LangChain之关于RetrievalQA input_variables 的定义与使用

最近在使用LangChain来做一个LLMs和KBs结合的小Demo玩玩，也就是RAG（Retrieval Augmented Generation）。
这部分的内容其实在LangChain的官网已经给出了流程图。在这里插入图片描述
我这里就直接偷懒了，准备对Webui的项目进行复刻练习，那么接下来就是照着葫芦画瓢就行。
那么我卡在了Retrieve这一步。先放有疑惑地方的代码：

if web_content:
            prompt_template = f"""基于以下已知信息，简洁和专业的来回答用户的问题。
                                如果无法从中得到答案，请说 "根据已知信息无法回答该问题" 或 "没有提供足够的相关信息"，不允许在答案中添加编造成分，答案请使用中文。
                                已知网络检索内容：{web_content}""" + """
                                已知内容:
                                {context}
                                问题:
                                {question}"""
        else:
            prompt_template = """基于以下已知信息，请简洁并专业地回答用户的问题。
                如果无法从中得到答案，请说 "根据已知信息无法回答该问题" 或 "没有提供足够的相关信息"。不允许在答案中添加编造成分。另外，答案请使用中文。

                已知内容:
                {context}

                问题:
                {question}"""
        prompt = PromptTemplate(template=prompt_template,
                                input_variables=["context", "question"])
        ......

        knowledge_chain = RetrievalQA.from_llm(
            llm=self.llm,
            retriever=vector_store.as_retriever(
                search_kwargs={"k": self.top_k}),
            prompt=prompt)
        knowledge_chain.combine_documents_chain.document_prompt = PromptTemplate(
            input_variables=["page_content"], template="{page_content}")

        knowledge_chain.return_source_documents = True

        result = knowledge_chain({"query": query})
        return result

我对prompt_template、knowledge_chain.combine_documents_chain.document_prompt和 result = knowledge_chain({"query": query})这三个地方的input_key不明白为啥一定要这样设置。虽然我也看了LangChain的API文档。但是我并未得到详细的答案，那么只能一行行看源码是到底怎么设置的了。
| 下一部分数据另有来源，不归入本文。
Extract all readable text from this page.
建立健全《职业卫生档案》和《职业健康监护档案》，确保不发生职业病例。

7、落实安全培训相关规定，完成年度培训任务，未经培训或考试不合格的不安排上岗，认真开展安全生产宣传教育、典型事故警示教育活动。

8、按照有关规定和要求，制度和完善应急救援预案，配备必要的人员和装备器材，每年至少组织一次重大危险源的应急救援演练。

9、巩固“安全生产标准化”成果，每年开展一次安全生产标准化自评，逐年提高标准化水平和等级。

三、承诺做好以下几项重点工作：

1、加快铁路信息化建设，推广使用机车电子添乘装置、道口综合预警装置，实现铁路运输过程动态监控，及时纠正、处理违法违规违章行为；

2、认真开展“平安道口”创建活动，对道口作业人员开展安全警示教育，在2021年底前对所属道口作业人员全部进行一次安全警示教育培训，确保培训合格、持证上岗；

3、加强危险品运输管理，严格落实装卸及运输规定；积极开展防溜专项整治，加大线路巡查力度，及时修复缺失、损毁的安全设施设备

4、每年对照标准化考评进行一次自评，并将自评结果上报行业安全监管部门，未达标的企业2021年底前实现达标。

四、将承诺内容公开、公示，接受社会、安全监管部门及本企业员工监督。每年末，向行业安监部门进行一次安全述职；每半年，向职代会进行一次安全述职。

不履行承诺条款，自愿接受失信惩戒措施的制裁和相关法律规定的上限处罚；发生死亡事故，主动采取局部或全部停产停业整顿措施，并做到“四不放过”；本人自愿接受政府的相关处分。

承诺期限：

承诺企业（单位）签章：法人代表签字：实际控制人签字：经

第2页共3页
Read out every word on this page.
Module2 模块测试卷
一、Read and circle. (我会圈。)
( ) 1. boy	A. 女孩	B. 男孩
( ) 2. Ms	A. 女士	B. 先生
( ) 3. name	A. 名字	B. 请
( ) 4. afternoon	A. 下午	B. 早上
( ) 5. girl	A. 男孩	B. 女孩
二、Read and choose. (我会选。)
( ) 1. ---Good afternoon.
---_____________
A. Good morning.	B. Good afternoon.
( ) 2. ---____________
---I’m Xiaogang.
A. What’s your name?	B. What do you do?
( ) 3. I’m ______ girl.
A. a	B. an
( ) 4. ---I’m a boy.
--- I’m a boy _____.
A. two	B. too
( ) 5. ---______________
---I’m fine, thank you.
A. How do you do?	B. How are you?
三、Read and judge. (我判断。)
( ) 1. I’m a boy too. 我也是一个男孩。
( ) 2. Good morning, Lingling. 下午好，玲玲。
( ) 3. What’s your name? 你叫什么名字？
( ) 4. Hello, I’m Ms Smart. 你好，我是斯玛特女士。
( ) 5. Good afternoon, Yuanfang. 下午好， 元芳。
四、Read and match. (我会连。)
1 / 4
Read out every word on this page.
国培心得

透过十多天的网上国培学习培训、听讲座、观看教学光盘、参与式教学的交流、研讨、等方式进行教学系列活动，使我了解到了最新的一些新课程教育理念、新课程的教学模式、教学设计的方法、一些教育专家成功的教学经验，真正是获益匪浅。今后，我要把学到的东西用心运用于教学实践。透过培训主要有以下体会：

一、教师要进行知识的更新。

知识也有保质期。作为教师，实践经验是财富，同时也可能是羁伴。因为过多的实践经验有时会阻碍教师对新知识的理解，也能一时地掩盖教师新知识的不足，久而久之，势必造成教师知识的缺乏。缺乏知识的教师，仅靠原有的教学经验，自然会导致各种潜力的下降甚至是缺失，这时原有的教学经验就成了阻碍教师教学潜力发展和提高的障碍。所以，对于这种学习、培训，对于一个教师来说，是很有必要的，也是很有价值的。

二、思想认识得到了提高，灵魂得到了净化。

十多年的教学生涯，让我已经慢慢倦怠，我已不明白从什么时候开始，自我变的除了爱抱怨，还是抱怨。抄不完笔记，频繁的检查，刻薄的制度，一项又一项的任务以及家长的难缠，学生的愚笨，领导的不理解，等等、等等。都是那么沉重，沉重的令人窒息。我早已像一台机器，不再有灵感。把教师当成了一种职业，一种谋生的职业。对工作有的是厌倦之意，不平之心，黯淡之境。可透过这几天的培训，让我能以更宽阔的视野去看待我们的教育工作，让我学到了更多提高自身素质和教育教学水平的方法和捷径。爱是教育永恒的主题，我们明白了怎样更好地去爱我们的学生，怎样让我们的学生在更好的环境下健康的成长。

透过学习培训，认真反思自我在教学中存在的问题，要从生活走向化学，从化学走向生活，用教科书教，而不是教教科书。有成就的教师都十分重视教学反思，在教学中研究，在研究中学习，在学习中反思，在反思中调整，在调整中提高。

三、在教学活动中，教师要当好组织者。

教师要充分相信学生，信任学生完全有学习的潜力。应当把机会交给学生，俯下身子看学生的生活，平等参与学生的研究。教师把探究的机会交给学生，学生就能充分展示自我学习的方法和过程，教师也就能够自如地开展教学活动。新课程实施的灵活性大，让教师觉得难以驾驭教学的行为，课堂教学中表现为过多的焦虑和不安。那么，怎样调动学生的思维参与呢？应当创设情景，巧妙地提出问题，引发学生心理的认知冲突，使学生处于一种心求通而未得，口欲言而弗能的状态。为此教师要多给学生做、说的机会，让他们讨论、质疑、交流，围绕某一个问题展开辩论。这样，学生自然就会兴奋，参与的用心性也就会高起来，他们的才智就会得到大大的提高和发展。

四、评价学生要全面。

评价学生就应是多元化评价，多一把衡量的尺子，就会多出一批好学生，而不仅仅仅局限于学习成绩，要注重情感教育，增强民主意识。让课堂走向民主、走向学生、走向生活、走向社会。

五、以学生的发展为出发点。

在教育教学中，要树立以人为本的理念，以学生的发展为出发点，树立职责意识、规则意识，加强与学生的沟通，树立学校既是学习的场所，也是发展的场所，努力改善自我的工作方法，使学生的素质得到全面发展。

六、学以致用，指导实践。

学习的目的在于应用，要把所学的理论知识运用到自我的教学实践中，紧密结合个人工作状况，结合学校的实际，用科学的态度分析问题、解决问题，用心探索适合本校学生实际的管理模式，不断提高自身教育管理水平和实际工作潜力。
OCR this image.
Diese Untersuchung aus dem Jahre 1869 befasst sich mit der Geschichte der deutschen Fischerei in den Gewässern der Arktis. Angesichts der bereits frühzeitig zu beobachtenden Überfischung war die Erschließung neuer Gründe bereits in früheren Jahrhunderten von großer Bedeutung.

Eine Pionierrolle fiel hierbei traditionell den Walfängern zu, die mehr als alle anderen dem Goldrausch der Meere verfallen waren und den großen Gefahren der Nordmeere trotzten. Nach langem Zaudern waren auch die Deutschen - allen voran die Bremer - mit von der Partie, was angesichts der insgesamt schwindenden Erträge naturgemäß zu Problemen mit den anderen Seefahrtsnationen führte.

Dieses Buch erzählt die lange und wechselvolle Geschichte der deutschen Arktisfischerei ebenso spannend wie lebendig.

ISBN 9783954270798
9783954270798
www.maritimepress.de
注意：由于LangChain是一层层封装的，那么result = knowledge_chain({"query": query})可以认为是最外层，那么我们先看最外层。

result = knowledge_chain({“query”: query})

其实这部分是直接与用户的输入问题做对接的，我们只需要定位到RetrievalQA这个类就可以了，下面是RetrievalQA这个类的实现：

class RetrievalQA(BaseRetrievalQA):
    """Chain for question-answering against an index.
    Example:
        .. code-block:: python
            from langchain.llms import OpenAI
            from langchain.chains import RetrievalQA
            from langchain.vectorstores import FAISS
            from langchain.schema.vectorstore import VectorStoreRetriever
            retriever = VectorStoreRetriever(vectorstore=FAISS(...))
            retrievalQA = RetrievalQA.from_llm(llm=OpenAI(), retriever=retriever)

    """

    retriever: BaseRetriever = Field(exclude=True)

    def _get_docs(
        self,
        question: str,
        *,
        run_manager: CallbackManagerForChainRun,
    ) -> List[Document]:
        """Get docs."""
        return self.retriever.get_relevant_documents(
            question, callbacks=run_manager.get_child()
        )

    async def _aget_docs(
        self,
        question: str,
        *,
        run_manager: AsyncCallbackManagerForChainRun,
    ) -> List[Document]:
        """Get docs."""
        return await self.retriever.aget_relevant_documents(
            question, callbacks=run_manager.get_child()
        )

    @property
    def _chain_type(self) -> str:
        """Return the chain type."""
        return "retrieval_qa"

可以看到其继承了BaseRetrievalQA这个父类，同时对_get_docs这个抽象方法进行了实现。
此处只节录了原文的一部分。